So then he's like "Yeah, whatever. See you later."

_Okay._

And I'm like "You lazy bum, get back here and listen to me!"

_Alright._

So then he just walks off like that, muttering something...

"_Troublesome woman?"_

How did you know that?

_-sigh- Ino it was a lucky guess. _

You're not very funny.

_I'm not trying to be._

Sasuke's beside you isn't he?

_No, Naruto actually. Sasuke-kun went to find an ice-pack._

Hinata-chan faint again?

_Jackpot._

* * *

_Everyone_ knew my name.

Even though I hung out with a freak, a tomboy and the quietest person in the universe, plus I grew up with a fat ass and a lazy ass.

So it wasn't a surprise when near enough every person I walked past while looking for said fat ass and lazy ass said "hi" to me. And to be honest, I didn't remember or recognise a single one of them, save for Kiba and Lee. But they're more Tenten and Hinata's friends, plus Lee was Sakura's "stalker" as lover-boy put it.

After my quick greetings, hitting Dog-boy over the head for giving some _constructive criticism_ on my perfume choice, and telling Lee that Forehead was looking for him (payback's a bitch), I continued my scouting for the two people I love more than I do shopping.

It wasn't long when I found them sitting on the bleachers, while Naruto, Sasuke, Neji and Tenten were messing around with a football, while Sakura and Hinata sat on the side of the pitch. Damn, Lee hadn't found her yet and to make things worse, with Lover-boy there the action wouldn't last too long. Then he's Neji's problem.

Being evil can be really fun sometimes, you know.

"Yo, my homies!" I called out as I started climbing the rows. Chouji was (unsurprisingly) stuffing his face with a bag of chips and Shikamaru stretched out staring up at the early morning sky, properly upset by the lack of clouds. I rolled my eyes at how unenthusiastic they were to see me.

Freaks. I mean _moi_! They should be bowing at my gorgeous red painted toes and my fabulous heels.

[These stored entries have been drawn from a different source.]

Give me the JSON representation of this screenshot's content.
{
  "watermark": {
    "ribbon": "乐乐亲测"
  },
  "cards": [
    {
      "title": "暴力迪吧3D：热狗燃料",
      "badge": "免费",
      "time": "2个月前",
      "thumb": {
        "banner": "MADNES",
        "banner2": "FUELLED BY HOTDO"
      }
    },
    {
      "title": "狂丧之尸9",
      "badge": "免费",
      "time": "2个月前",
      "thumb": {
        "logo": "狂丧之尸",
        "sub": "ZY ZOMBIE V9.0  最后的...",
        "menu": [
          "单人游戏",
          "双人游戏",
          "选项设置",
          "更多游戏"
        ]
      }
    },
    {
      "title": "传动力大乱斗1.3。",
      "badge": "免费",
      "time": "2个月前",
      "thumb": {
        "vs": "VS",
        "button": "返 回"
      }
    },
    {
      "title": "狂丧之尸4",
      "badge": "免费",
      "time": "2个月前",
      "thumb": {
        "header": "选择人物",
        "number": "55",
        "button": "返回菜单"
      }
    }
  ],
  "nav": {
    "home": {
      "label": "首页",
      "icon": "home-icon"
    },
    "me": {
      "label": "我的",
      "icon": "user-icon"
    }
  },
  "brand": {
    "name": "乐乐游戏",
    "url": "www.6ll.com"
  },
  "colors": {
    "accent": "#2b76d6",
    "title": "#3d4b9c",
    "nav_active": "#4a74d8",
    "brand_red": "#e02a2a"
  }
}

"Ino please don't talk like that again. It's too troublesome." How nice, I came to see if he was still safe from that sand girl, who he met at some basketball game when he was supposed to be watching _me_ do my thing – head cheerleader is supposed to have every guy's eyes on her, and he criticizes me for having some fun. I'd show him troublesome if I didn't spend a fortune on a decent manicure yesterday. So instead I just stuck my tongue out at him, sitting down between them.

"So...Ino...how much...did it...cost?" Chouji asked between bites. Eew.

"How much did what cost?" My shoes? My hair? My necklace? My nails?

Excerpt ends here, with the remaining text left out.